The British Dream she hacked up is, it seems, to build some more houses (though not very many) and to engage in large-scale self-delusion. At one point, near the end she explains that Brexit will work because: “And another thing that’s important. The essential ingredient of our success. The strength and support of 65 million people willing us to make it happen.”

She actually said that. Our actual Prime Minister.

It’s not clear what’s more tragic – the idea that she seems to believe that you can just “will” things to happen – or that she thinks 65 million people are doing so?

The coughing fit and the rest of the omnishambles actually did her a favour distracting the viewer from absorbing what she was saying. Here’s her best bits:

In a section called “A message from Britain to the rest of Europe” she spluttered:

“June the 23rd was not the moment Britain chose to step back from the world. It was the moment we chose to build a truly Global Britain.”

Nobody knows that this could possibly mean, especially her and her virulent racist Foreign Secretary.

In a section called “A Plan for Britain” she says: “I want Britain to be what we have the potential, talent and ambition to be. A great, global trading nation that is respected around the world and strong, confident and united at home. That is why this Government has a Plan for Britain.”

Stirring stuff.

The speech was full essentially a bland homily of meaningless drivel, brimming with blithely incoherent utterances that would make your teeth grind:

“So to our friends across Europe, let me say this. Our vote to leave the European Union was no rejection of the values we share. The decision to leave the EU represents no desire to become more distant to you, our friends and neighbours.”

It then spooled away to become something between an absurdist play and a really bad children’s story that should never have been published.

In a section somewhat unconvincingly titled “Certainty and Clarity” she said:

“So today I want to outline our objectives for the negotiation ahead. 12 objectives that amount to one big goal: a new, positive and constructive partnership between Britain and the European Union.

And as we negotiate that partnership, we will be driven by some simple principles: we will provide as much certainty and clarity as we can at every stage. And we will take this opportunity to make Britain stronger, to make Britain fairer, and to build a more Global Britain too.

1. Certainty

The first objective is crucial. We will provide certainty wherever we can.”

Got that?

But it was on Scotland and the Union that she really got into her stride proclaiming incoherently:

“At this momentous time, it is more important than ever that we face the future together, united by what makes us strong: the bonds that unite us as a people, and our shared interest in the UK being an open, successful trading nation in the future.”


She continued: “I have also been determined from the start that the devolved administrations should be fully engaged in this process.” By which she must have meant ignored, sidelines and treated with complete contempt. But – there’s good news:

“We have already received a paper from the Scottish Government, and look forward to receiving a paper from the Welsh Government shortly. ”
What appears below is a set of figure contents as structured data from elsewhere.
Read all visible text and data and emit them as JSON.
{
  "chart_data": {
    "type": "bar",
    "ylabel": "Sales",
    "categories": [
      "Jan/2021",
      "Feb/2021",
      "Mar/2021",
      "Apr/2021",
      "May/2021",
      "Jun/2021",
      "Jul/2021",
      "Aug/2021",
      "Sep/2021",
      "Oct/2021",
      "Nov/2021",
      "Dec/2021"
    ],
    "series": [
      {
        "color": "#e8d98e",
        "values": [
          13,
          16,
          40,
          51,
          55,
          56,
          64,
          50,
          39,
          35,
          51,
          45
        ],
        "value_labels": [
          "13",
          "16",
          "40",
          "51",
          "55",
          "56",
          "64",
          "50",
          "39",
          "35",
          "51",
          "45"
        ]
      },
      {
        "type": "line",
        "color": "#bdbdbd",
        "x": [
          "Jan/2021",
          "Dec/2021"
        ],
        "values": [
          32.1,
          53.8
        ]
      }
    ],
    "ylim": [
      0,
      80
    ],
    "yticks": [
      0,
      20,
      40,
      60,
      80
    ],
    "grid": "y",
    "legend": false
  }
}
Tellingly under the section marked “A Fairer Britain” we kick off with Immigration (geddit?):

“Britain is an open and tolerant country” remarks the woman who brought you the Hate Van as she coughs up another lung. “We will always want immigration, especially high-skilled immigration, we will always want immigration from Europe, and we will always welcome individual migrants as friends”.

(“Hello migrant – want to be my friend?”).

At times you worry for the womans health. She concludes offering the observation that: “After all the division and discord, the country is coming together…”

So that’s the British Dream in full for you, we’re not a wee bit racist, honest, and we love Europe so much we’re leaving it but only because we share its values, and, er, that’s it.

Got it?

If you want to wrap your self in the Union flag and read the whole speech without the distractions of watching someone’s career slide down the toilet, read it here.

Try reading it and imagining Josh Bartlett delivering each line.